Water references abound in several of the movements, evoking gentle and more dramatic movement. “Rolling Waves” (track 8) is the first of those, starting off with a theme characterized by melodic leaps colored by oscillating trills. The surf calms down briefly for arpeggios that bask in their resonant sustain before its force picks up once again, accumulating to a dramatic high arrival, followed by a delicate ascending phrase. “Underground Waves” (track 13) is inspired by the texture in Chopin’s Étude op. 25, no. 1, setting the undulation in the low register to support a rising melody. This stormy motive alternates with light, high register figuration, appearing in both accented, mechanical and soft, harp-like guises. “Tide Ripple” (track 15) is a Debussy-esque spinning out of arpeggios and rich harmonies in a multi-voiced texture. Roberts consciously sends the material in “Tide Ripple” off in all paths, in contrast to the directional focus on some of the other pieces.
Some of the pieces stand alone in their individuality. “Chaconne (Pink Flowers with Thorns)” builds its variations from a haunting five chord progression, proceeding to explore many of the keyboard textures that spin out in other movements. “Outcry” builds from the arresting opening polytonal sonority, with outbursts signaling changes in harmony followed by embellishments that reinforce its resonance.
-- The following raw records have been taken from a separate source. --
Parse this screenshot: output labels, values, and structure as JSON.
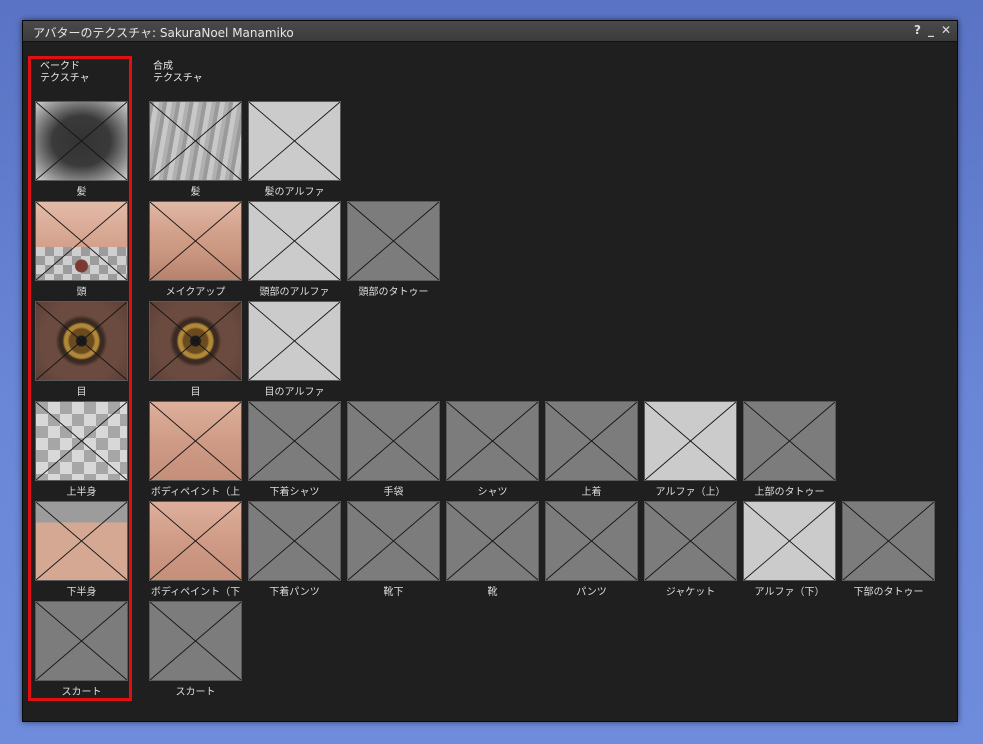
{
  "window": {
    "title": "アバターのテクスチャ: SakuraNoel Manamiko",
    "help_label": "?",
    "minimize_label": "_",
    "close_label": "✕"
  },
  "headers": {
    "baked": "ベークド\nテクスチャ",
    "composite": "合成\nテクスチャ"
  },
  "rows": [
    {
      "baked": "髪",
      "composite": [
        "髪",
        "髪のアルファ"
      ]
    },
    {
      "baked": "頭",
      "composite": [
        "メイクアップ",
        "頭部のアルファ",
        "頭部のタトゥー"
      ]
    },
    {
      "baked": "目",
      "composite": [
        "目",
        "目のアルファ"
      ]
    },
    {
      "baked": "上半身",
      "composite": [
        "ボディペイント（上",
        "下着シャツ",
        "手袋",
        "シャツ",
        "上着",
        "アルファ（上）",
        "上部のタトゥー"
      ]
    },
    {
      "baked": "下半身",
      "composite": [
        "ボディペイント（下",
        "下着パンツ",
        "靴下",
        "靴",
        "パンツ",
        "ジャケット",
        "アルファ（下）",
        "下部のタトゥー"
      ]
    },
    {
      "baked": "スカート",
      "composite": [
        "スカート"
      ]
    }
  ],
  "highlight_color": "#e01010"
}
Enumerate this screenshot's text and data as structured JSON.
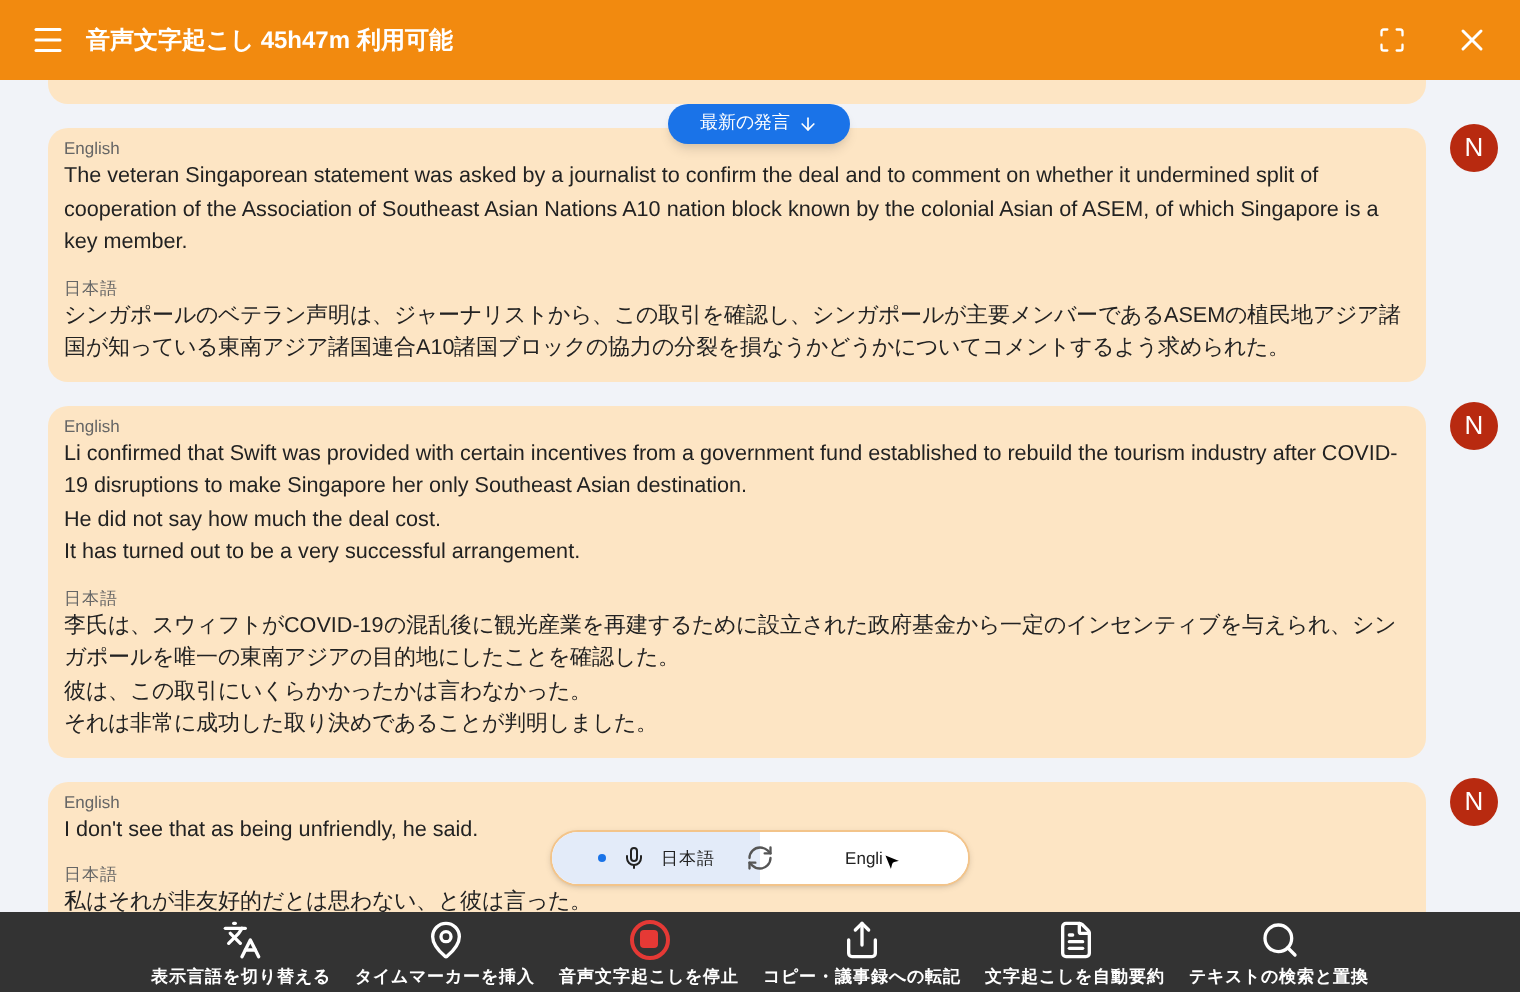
{
  "header": {
    "title": "音声文字起こし 45h47m 利用可能"
  },
  "latest_button": {
    "label": "最新の発言"
  },
  "utterances": [
    {
      "avatar": "N",
      "blocks": [
        {
          "language": "English",
          "lines": [
            "The veteran Singaporean statement was asked by a journalist to confirm the deal and to comment on whether it undermined split of cooperation of the Association of Southeast Asian Nations A10 nation block known by the colonial Asian of ASEM, of which Singapore is a key member."
          ]
        },
        {
          "language": "日本語",
          "lines": [
            "シンガポールのベテラン声明は、ジャーナリストから、この取引を確認し、シンガポールが主要メンバーであるASEMの植民地アジア諸国が知っている東南アジア諸国連合A10諸国ブロックの協力の分裂を損なうかどうかについてコメントするよう求められた。"
          ]
        }
      ]
    },
    {
      "avatar": "N",
      "blocks": [
        {
          "language": "English",
          "lines": [
            "Li confirmed that Swift was provided with certain incentives from a government fund established to rebuild the tourism industry after COVID-19 disruptions to make Singapore her only Southeast Asian destination.",
            "He did not say how much the deal cost.",
            "It has turned out to be a very successful arrangement."
          ]
        },
        {
          "language": "日本語",
          "lines": [
            "李氏は、スウィフトがCOVID-19の混乱後に観光産業を再建するために設立された政府基金から一定のインセンティブを与えられ、シンガポールを唯一の東南アジアの目的地にしたことを確認した。",
            "彼は、この取引にいくらかかったかは言わなかった。",
            "それは非常に成功した取り決めであることが判明しました。"
          ]
        }
      ]
    },
    {
      "avatar": "N",
      "blocks": [
        {
          "language": "English",
          "lines": [
            "I don't see that as being unfriendly, he said."
          ]
        },
        {
          "language": "日本語",
          "lines": [
            "私はそれが非友好的だとは思わない、と彼は言った。"
          ]
        }
      ]
    }
  ],
  "language_toggle": [
    {
      "label": "日本語",
      "selected": true
    },
    {
      "label": "Engli",
      "selected": false
    }
  ],
  "toolbar": [
    {
      "kind": "language",
      "label": "表示言語を切り替える"
    },
    {
      "kind": "marker",
      "label": "タイムマーカーを挿入"
    },
    {
      "kind": "stop",
      "label": "音声文字起こしを停止"
    },
    {
      "kind": "share",
      "label": "コピー・議事録への転記"
    },
    {
      "kind": "summary",
      "label": "文字起こしを自動要約"
    },
    {
      "kind": "search",
      "label": "テキストの検索と置換"
    }
  ]
}
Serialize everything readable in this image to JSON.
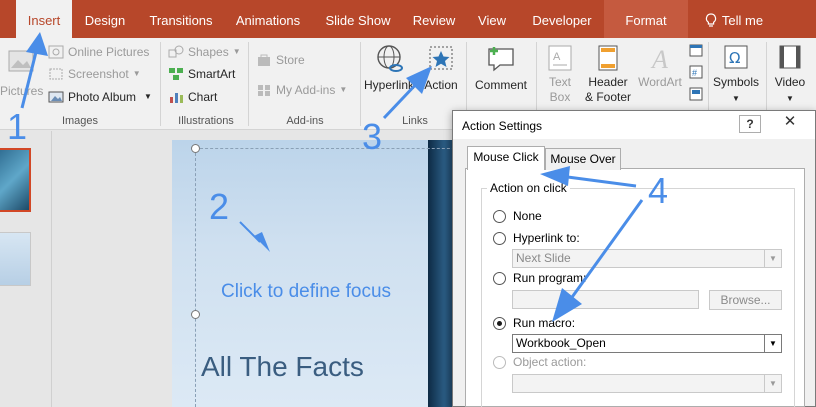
{
  "ribbon_tabs": [
    {
      "label": "Insert",
      "active": true
    },
    {
      "label": "Design"
    },
    {
      "label": "Transitions"
    },
    {
      "label": "Animations"
    },
    {
      "label": "Slide Show"
    },
    {
      "label": "Review"
    },
    {
      "label": "View"
    },
    {
      "label": "Developer"
    },
    {
      "label": "Format",
      "contextual": true
    },
    {
      "label": "Tell me",
      "icon": "lightbulb-icon"
    }
  ],
  "groups": {
    "images": {
      "label": "Images",
      "pictures": "Pictures",
      "online_pictures": "Online Pictures",
      "screenshot": "Screenshot",
      "photo_album": "Photo Album"
    },
    "illustrations": {
      "label": "Illustrations",
      "shapes": "Shapes",
      "smartart": "SmartArt",
      "chart": "Chart"
    },
    "addins": {
      "label": "Add-ins",
      "store": "Store",
      "my_addins": "My Add-ins"
    },
    "links": {
      "label": "Links",
      "hyperlink": "Hyperlink",
      "action": "Action"
    },
    "comments": {
      "comment": "Comment"
    },
    "text": {
      "text_box_1": "Text",
      "text_box_2": "Box",
      "header_footer_1": "Header",
      "header_footer_2": "& Footer",
      "wordart": "WordArt"
    },
    "symbols": {
      "symbols": "Symbols"
    },
    "media": {
      "video": "Video"
    }
  },
  "slide": {
    "title": "All The Facts",
    "annotation_text": "Click to define focus"
  },
  "dialog": {
    "title": "Action Settings",
    "help": "?",
    "close": "✕",
    "tabs": [
      "Mouse Click",
      "Mouse Over"
    ],
    "group_label": "Action on click",
    "options": {
      "none": "None",
      "hyperlink": "Hyperlink to:",
      "run_program": "Run program:",
      "run_macro": "Run macro:",
      "object_action": "Object action:"
    },
    "hyperlink_value": "Next Slide",
    "browse": "Browse...",
    "macro_value": "Workbook_Open",
    "selected": "run_macro"
  },
  "annotations": [
    "1",
    "2",
    "3",
    "4"
  ],
  "colors": {
    "accent": "#b7472a",
    "annotation": "#4a8de8"
  }
}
Salvatore Sciarrino’s Sonata no. 4 is the inspiration for “Brutality” (track 11), an insistent, tightly coordinated machine of interlocking figures and rhythms that jumps widely between registers. “11 Bells for Jon” (track 12) features sonorous flourishes that draw the listener into the instrument’s sustain, punctuated by fragile, high repeated cells and trills.
“Final Declamation” (track 16) is the longest piece in the set, and serves as its culmination, incorporating and summing up many of the ideas that appeared in previous pieces. We hear cathartic chords animated by forceful trills, asymmetrical descending arpeggiations that incorporate slight variations in grouping, planed harmonies, and a luminous closing section that synthesizes dramatic chords, deft embellishment, and rich bass pedal points. “Final Declamation” is a closing movement worthy of the scope of Book of Flowers as a whole, a culmination of the dialogue between the parts and the whole that one can only feel after living with its entirety, either as a listener, or a performer who has lived with the tome over time.